Mademoiselle: Coco Chanel and the Pulse of History by Rhonda K. Garelick. I’m usually wary of celebrity biographies but this one is great. It’s thoroughly researched and unflinching in its coverage of Chanel’s ties to Nazis and her role as an agent for the Vichy occupation. In the end, however, Chanel remains a shadowy figure and the biographer never really pierces the fashion designer’s armor to show us her inner self.
Brown Girl in the Ring by Nalo Hopkinson. My word, this book. I’m not finished with it yet and I’ll update when I do but it is gripping me with iron and fire.
SPQR: A History of Ancient Rome by Mary Beard. Just started this. I love history and I love Ancient Rome and I’ve enjoyed Beard’s perspective and approach in a couple of televised series. Really looking forward to diving in. (The audiobook is narrated by the phenomenal Phyllida Nash and it’s excellent.)
Seraphina by Rachel Hartman. Almost finished with this. A technically dazzling book, but a few elements of it perturb me. Have to mull it over. Will update after I’m done and have reflected on it a bit.
The Lyra Novels by Patricia C. Wrede. These are like popcorn to me (in the best way!) I can eat a whole bag happily in one sitting. These aren’t sequels, but are all set in the same world and each is very different, but they all share Wrede’s deep world-building, engaging characters, and fast-paced adventures.
The Secret Adversary and Partners in Crime by Agatha Christie.

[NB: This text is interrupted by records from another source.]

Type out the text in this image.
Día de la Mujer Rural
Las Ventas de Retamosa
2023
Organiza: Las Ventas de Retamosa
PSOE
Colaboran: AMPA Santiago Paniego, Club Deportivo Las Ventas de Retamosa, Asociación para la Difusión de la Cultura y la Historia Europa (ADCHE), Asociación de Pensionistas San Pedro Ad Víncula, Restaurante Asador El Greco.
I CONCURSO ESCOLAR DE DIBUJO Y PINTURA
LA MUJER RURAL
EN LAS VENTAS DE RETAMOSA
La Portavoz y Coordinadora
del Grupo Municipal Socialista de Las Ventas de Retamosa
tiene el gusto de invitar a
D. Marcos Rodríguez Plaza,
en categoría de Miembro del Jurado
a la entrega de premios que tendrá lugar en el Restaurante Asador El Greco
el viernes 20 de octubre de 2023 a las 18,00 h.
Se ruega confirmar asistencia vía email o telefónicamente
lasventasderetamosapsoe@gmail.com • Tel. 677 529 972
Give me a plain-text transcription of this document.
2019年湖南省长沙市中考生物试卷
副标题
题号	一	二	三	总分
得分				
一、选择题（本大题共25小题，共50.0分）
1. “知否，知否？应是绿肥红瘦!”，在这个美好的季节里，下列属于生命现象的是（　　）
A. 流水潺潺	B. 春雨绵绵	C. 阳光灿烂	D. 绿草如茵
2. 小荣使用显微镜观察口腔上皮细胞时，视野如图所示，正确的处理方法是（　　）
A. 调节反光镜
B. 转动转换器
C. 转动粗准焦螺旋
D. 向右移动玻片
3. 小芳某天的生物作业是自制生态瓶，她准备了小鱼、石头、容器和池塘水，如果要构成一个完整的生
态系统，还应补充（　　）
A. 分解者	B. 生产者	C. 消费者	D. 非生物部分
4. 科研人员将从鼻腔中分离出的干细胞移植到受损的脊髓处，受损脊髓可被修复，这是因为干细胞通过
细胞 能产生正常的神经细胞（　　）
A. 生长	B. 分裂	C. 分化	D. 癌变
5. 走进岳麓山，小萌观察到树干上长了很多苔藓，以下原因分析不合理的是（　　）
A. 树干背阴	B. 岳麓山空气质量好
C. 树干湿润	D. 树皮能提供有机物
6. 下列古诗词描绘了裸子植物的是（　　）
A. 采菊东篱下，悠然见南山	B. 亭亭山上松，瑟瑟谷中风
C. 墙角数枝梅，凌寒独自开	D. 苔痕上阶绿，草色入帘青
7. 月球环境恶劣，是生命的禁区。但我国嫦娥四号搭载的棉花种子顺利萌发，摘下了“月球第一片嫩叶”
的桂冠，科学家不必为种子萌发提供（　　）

Part of the Tommy and Tuppence mystery series. I’ve always loved the idea of a romantic couple as sleuths (as in the Nick and Nora series!) and as a kid I think I enjoyed the vivacious banter between T+T a lot. But now… it’s hard to read the books without being struck by their sexism, xenophobia, and antisemitism.
Steering the Craft: A Twenty-First-Century Guide to Sailing the Sea of Story by Ursula K. Le Guin. I blew through this book in an excited rush, because it was so inspiring, without giving it the time it deserves. But that’s all right, because it’s an exercise book. There are a series of craft prompts to try alone or, ideally, with a small writing group, and after my initial speed-read, I’m looking forward to going back and trying them from the beginning.
The Paper Menagerie and Other Stories by Ken Liu. A bit cheating of me to put this in here, because I’d already read this collection last fall, but wanted to revisit it as I work on my own short stories. Each piece in here is a gem. He’s so fearless about striking at the emotional core of a problem, even when it’s searingly painful. I also love how often he uses (and remixes) historical settings. He’s a meticulous researcher as well, frequently including footnotes for his source material. Inspiring.